JAGUARS DOWN RAIDERS: 5 THINGS
In what was the final game EVER at the Oakland Coliseum, Raiders fans were sent home with the bitterest of tastes in their mouths. A 13 point halftime lead turned into a gut-wrenching second-half collapse by the silver and black. The Jaguars improved to 5-9 on the year, while the Raiders dropped to 6-8.
Here are my five biggest observations from the game that was.
Josh Allen and Yannick Ngakoue MUST be kept together.
It's unclear how the Jaguars — or who — will be handling the Yannick Ngakoue contract negotiations next year. But one thing is crystal clear: The Jaguars need to find a way to keep Yannick Ngakoue and Josh Allen — who picked up his 10th sack of the year — together. Allen is locked up for the foreseeable future, but Yannick is set to hit free agency following 2019. The Jaguars would be wise not to let that happen. In a strong defensive effort, the Jaguars' star pass-rushers combined for three sacks and five tackles behind the line of scrimmage. It was a vision of what could be, should the Jaguars decide to hold on to Yan long term.
Gardner Minshew deserves a shot.
The Jaguars, particularly Gardner Minshew, had every excuse to fold in the second half: a hostile environment, five straight blow out losses, a swiss cheese offensive line, and a severe lack of weapons. But Gardner Minshew hung in there and guided the Jaguars back from a double-digit deficit, giving the club it's first West Coast victory since '05. After a slow start, Minshew finished 17/29 for 201 yards, two touchdowns, and zero interceptions. The 17 consecutive points scored over the final two quarters of football can largely be attributed to Minshew's arms and legs. The kid still has a long way to go, and it's not yet clear if he has what it takes to be a long term starter. But with a record of 5-5 and two big come from behind wins on his resume, Minshew deserves a shot to be the guy going into 2020.
The Jaguars probably need to upgrade the safety position.
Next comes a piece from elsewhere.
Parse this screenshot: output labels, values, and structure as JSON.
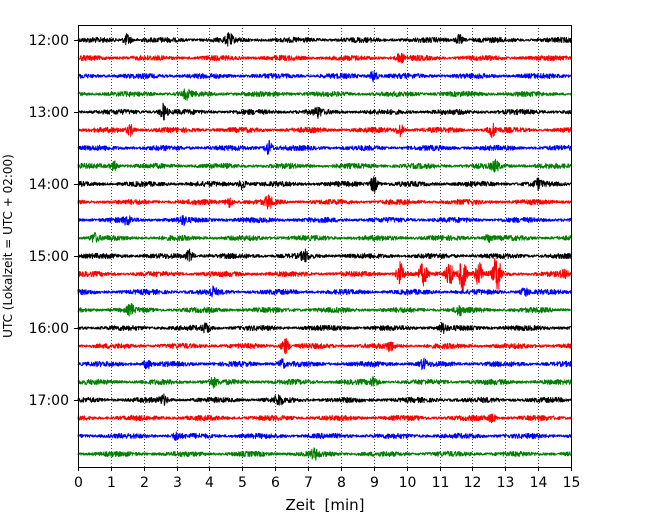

On the Raiders' first drive of the game, safety Jarrod Wilson was the main culprit when it came to allowing the Raiders to move the ball down the field. On second and short, Wilson couldn't keep up with Darren Waller in the flat and allowed a first down and a lot more. Later in the drive, Wilson whiffed on a tackle that allowed Tyrell Williams to dance into the endzone. On the scoring play, Wilson first attempted to pick the pass off, didn't get close to it, and then couldn't bring Williams down. Wilson was in position to make the play but wasn't skilled enough to do so. It seems to me that Jarrod Wilson was in the perfect role prior to 2019. As the primary backup at both safety spots, Wilson could generally get the job done when called upon. But as teams develop game plans, they can now target Wilson in coverage and take advantage of his limitations. He's not good enough to consistently make a positive impact on the game for the Jaguars.
Another quality starting receiver is required.
The Jaguars MUST exit the 2020 NFL Draft with another starting outside receiver. DJ Chark is great, but when he's not on the field, the Jaguars don't have another guy that can step up and be the alpha. Chris Conley found the end zone twice today, but it's clear that he can't play with enough consistency to be the second guy on a high-octane offense. For this offense to get where it needs to be next season, another big-time, playmaking receiver is necessary. Luckily for the Jaguars, there's a plethora of receiver talent throughout the upcoming draft.
Cam Robinson . . . yikes.
I'll be the first to say that Cam Robinson deserves a pass for his early-season play. It's never easy for tackles to come off an ACL and be the same guy immediately. But for a young player that missed almost all of his sophomore campaign in 2018, it was never fair to expect him to be at his best. Instead of honing his craft throughout the offseason, he was working just to get back on the field. But by this point in the season, Robinson should be playing at a higher level. Right now, he's a liability in pass protection. Is it possible that Robinson could kick into guard? Is it possible that he just needs a full offseason of development? The answers aren't entirely clear for Cam Robinson, but one thing is. He has to play better.